The ECB said late on Thursday it had fixed the roughly seven-hour outage in its payment system, which had left transactions likely worth trillions of euros from firms, consumers and investors up in the air.
But the breakdown, which has dealt a blow to the international standing of the central bank behind one of the globe’s most important currencies, continued to reverberate on Friday.
“The Eurosystem (of euro zone central banks) acknowledges that the outage had adverse consequences for market participants as well as for their clients,” the ECB said in an update published late on Friday.
The malfunction of the so-called Target 2 system (T2), used to settle more than 3 trillion euros ($3.12 trillion) of daily payments and financial trades, meant transactions between banks could not go through.
Germany’s central bank, the Bundesbank, said on Friday ordinary bank payments, such as wages, pensions and social welfare transfers, have been delayed and could take several hours longer than usual to arrive.

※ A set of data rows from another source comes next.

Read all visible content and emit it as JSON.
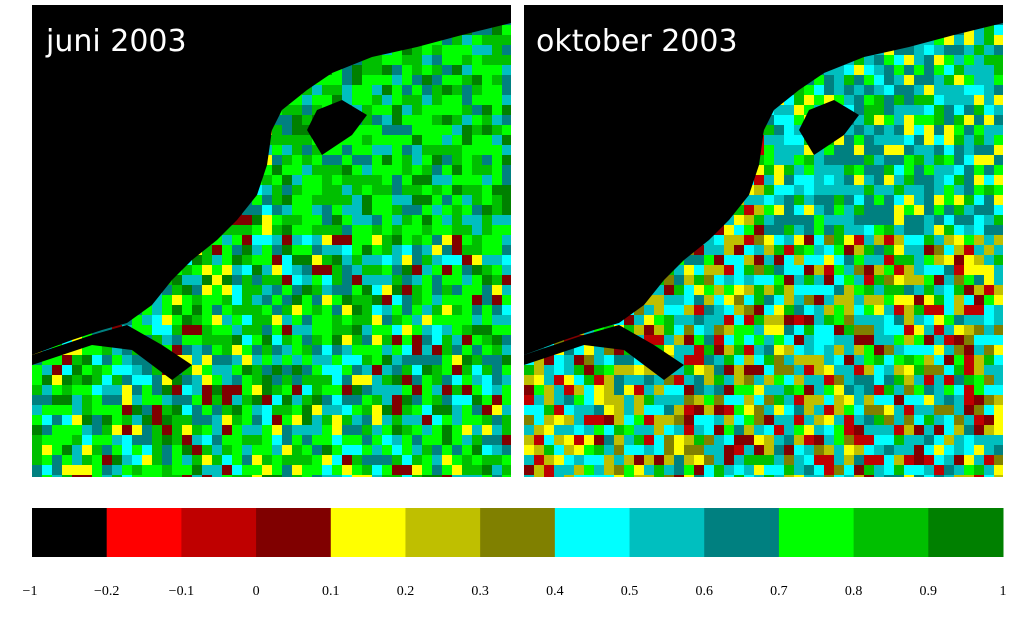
{
  "panels": [
    {
      "title": "juni 2003"
    },
    {
      "title": "oktober 2003"
    }
  ],
  "legend": {
    "colors": [
      "#000000",
      "#ff0000",
      "#bf0000",
      "#800000",
      "#ffff00",
      "#bfbf00",
      "#808000",
      "#00ffff",
      "#00bfbf",
      "#008080",
      "#00ff00",
      "#00bf00",
      "#008000"
    ],
    "ticks": [
      "−1",
      "−0.2",
      "−0.1",
      "0",
      "0.1",
      "0.2",
      "0.3",
      "0.4",
      "0.5",
      "0.6",
      "0.7",
      "0.8",
      "0.9",
      "1"
    ]
  }
}
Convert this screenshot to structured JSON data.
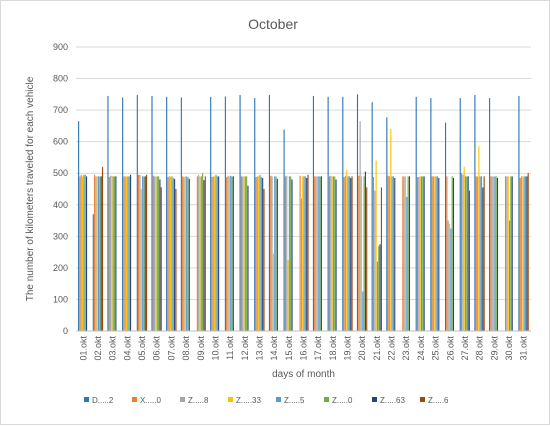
{
  "chart_data": {
    "type": "bar",
    "title": "October",
    "xlabel": "days of month",
    "ylabel": "The number of kilometers traveled for each vehicle",
    "ylim": [
      0,
      900
    ],
    "yticks": [
      0,
      100,
      200,
      300,
      400,
      500,
      600,
      700,
      800,
      900
    ],
    "grid": true,
    "legend_position": "bottom",
    "categories": [
      "01.okt",
      "02.okt",
      "03.okt",
      "04.okt",
      "05.okt",
      "06.okt",
      "07.okt",
      "08.okt",
      "09.okt",
      "10.okt",
      "11.okt",
      "12.okt",
      "13.okt",
      "14.okt",
      "15.okt",
      "16.okt",
      "17.okt",
      "18.okt",
      "19.okt",
      "20.okt",
      "21.okt",
      "22.okt",
      "23.okt",
      "24.okt",
      "25.okt",
      "26.okt",
      "27.okt",
      "28.okt",
      "29.okt",
      "30.okt",
      "31.okt"
    ],
    "series": [
      {
        "name": "D.....2",
        "color": "#2E75B6",
        "values": [
          665,
          370,
          745,
          740,
          748,
          745,
          742,
          740,
          0,
          742,
          743,
          748,
          738,
          748,
          638,
          0,
          745,
          742,
          742,
          750,
          725,
          677,
          0,
          742,
          738,
          660,
          738,
          748,
          738,
          0,
          745
        ]
      },
      {
        "name": "X.....0",
        "color": "#ED7D31",
        "values": [
          490,
          495,
          488,
          490,
          495,
          492,
          488,
          490,
          490,
          488,
          488,
          490,
          488,
          492,
          490,
          492,
          490,
          490,
          488,
          492,
          488,
          492,
          490,
          488,
          490,
          490,
          500,
          490,
          490,
          490,
          485
        ]
      },
      {
        "name": "Z.....8",
        "color": "#A5A5A5",
        "values": [
          495,
          490,
          492,
          490,
          495,
          490,
          490,
          488,
          495,
          490,
          492,
          490,
          490,
          490,
          492,
          420,
          490,
          492,
          492,
          665,
          445,
          490,
          490,
          488,
          490,
          350,
          495,
          490,
          490,
          490,
          490
        ]
      },
      {
        "name": "Z.....33",
        "color": "#FFC000",
        "values": [
          490,
          490,
          492,
          490,
          450,
          490,
          490,
          490,
          490,
          490,
          490,
          490,
          490,
          245,
          225,
          490,
          490,
          490,
          510,
          490,
          540,
          640,
          490,
          490,
          490,
          340,
          520,
          585,
          490,
          490,
          490
        ]
      },
      {
        "name": "Z.....5",
        "color": "#5B9BD5",
        "values": [
          495,
          490,
          490,
          490,
          490,
          490,
          490,
          490,
          490,
          495,
          492,
          490,
          495,
          490,
          490,
          490,
          490,
          490,
          490,
          125,
          220,
          490,
          425,
          490,
          490,
          325,
          490,
          490,
          490,
          350,
          490
        ]
      },
      {
        "name": "Z.....0",
        "color": "#70AD47",
        "values": [
          495,
          490,
          490,
          490,
          490,
          490,
          485,
          488,
          500,
          490,
          490,
          490,
          488,
          490,
          490,
          490,
          490,
          490,
          490,
          490,
          270,
          490,
          490,
          490,
          490,
          490,
          490,
          490,
          490,
          490,
          490
        ]
      },
      {
        "name": "Z.....63",
        "color": "#264478",
        "values": [
          490,
          490,
          490,
          495,
          490,
          480,
          482,
          482,
          478,
          490,
          490,
          460,
          485,
          482,
          480,
          485,
          490,
          480,
          485,
          505,
          275,
          485,
          490,
          490,
          485,
          485,
          490,
          455,
          485,
          490,
          490
        ]
      },
      {
        "name": "Z.....6",
        "color": "#9E480E",
        "values": [
          0,
          520,
          0,
          0,
          495,
          455,
          450,
          0,
          490,
          0,
          0,
          0,
          450,
          0,
          0,
          495,
          0,
          0,
          490,
          455,
          455,
          0,
          0,
          0,
          0,
          0,
          445,
          490,
          0,
          0,
          500
        ]
      }
    ]
  }
}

Deutsche Boerse’s Clearstream, which processes the trading of securities such as company stock, and handles around 500,000 transactions daily, also reported delays.
Switzerland’s SIX stock exchange said it had made up a delay in settlements on Thursday by extending the settlement day, and was able to start business as usual on Friday.
The Swiss Bankers Association said it was unaware of any impact on the country’s banks from the ECB outage.
Banks, which depend on the ECB system to settle their euro accounts with one another, had been instructed to keep placing their payments in the queue until the issue was finally fixed.
The incident lasted until early on Friday morning, delaying money sent in the night for about six hours, said a person familiar with the breakdown, and upsetting the system for what is likely to be a number of days.
While it remained unclear whether the mishap would be felt by regular bank customers, it has raised a question mark over the transactions between lenders that underpin the very functioning of the euro zone’s economy.
The ECB ruled out “malicious (or) foul play” on Thursday, blaming instead a “hardware defect”.
On Friday, the central bank for the euro zone said it initially thought the problem had been in the system’s database but later found out it was “actually due to an infrastructure component”.
“A thorough analysis of the incident has been initiated,” the ECB said on Friday. “It will identify measures to allow an earlier identification of the root cause and to avoid reoccurrence in the future.”
Rebecca Christie of Brussels-based economic think tank Bruegel said the incident was a “wake-up call”.
“This is a wake-up call that all serious digital payment and currency systems need … backups,” she said. “Outages dent … credibility.”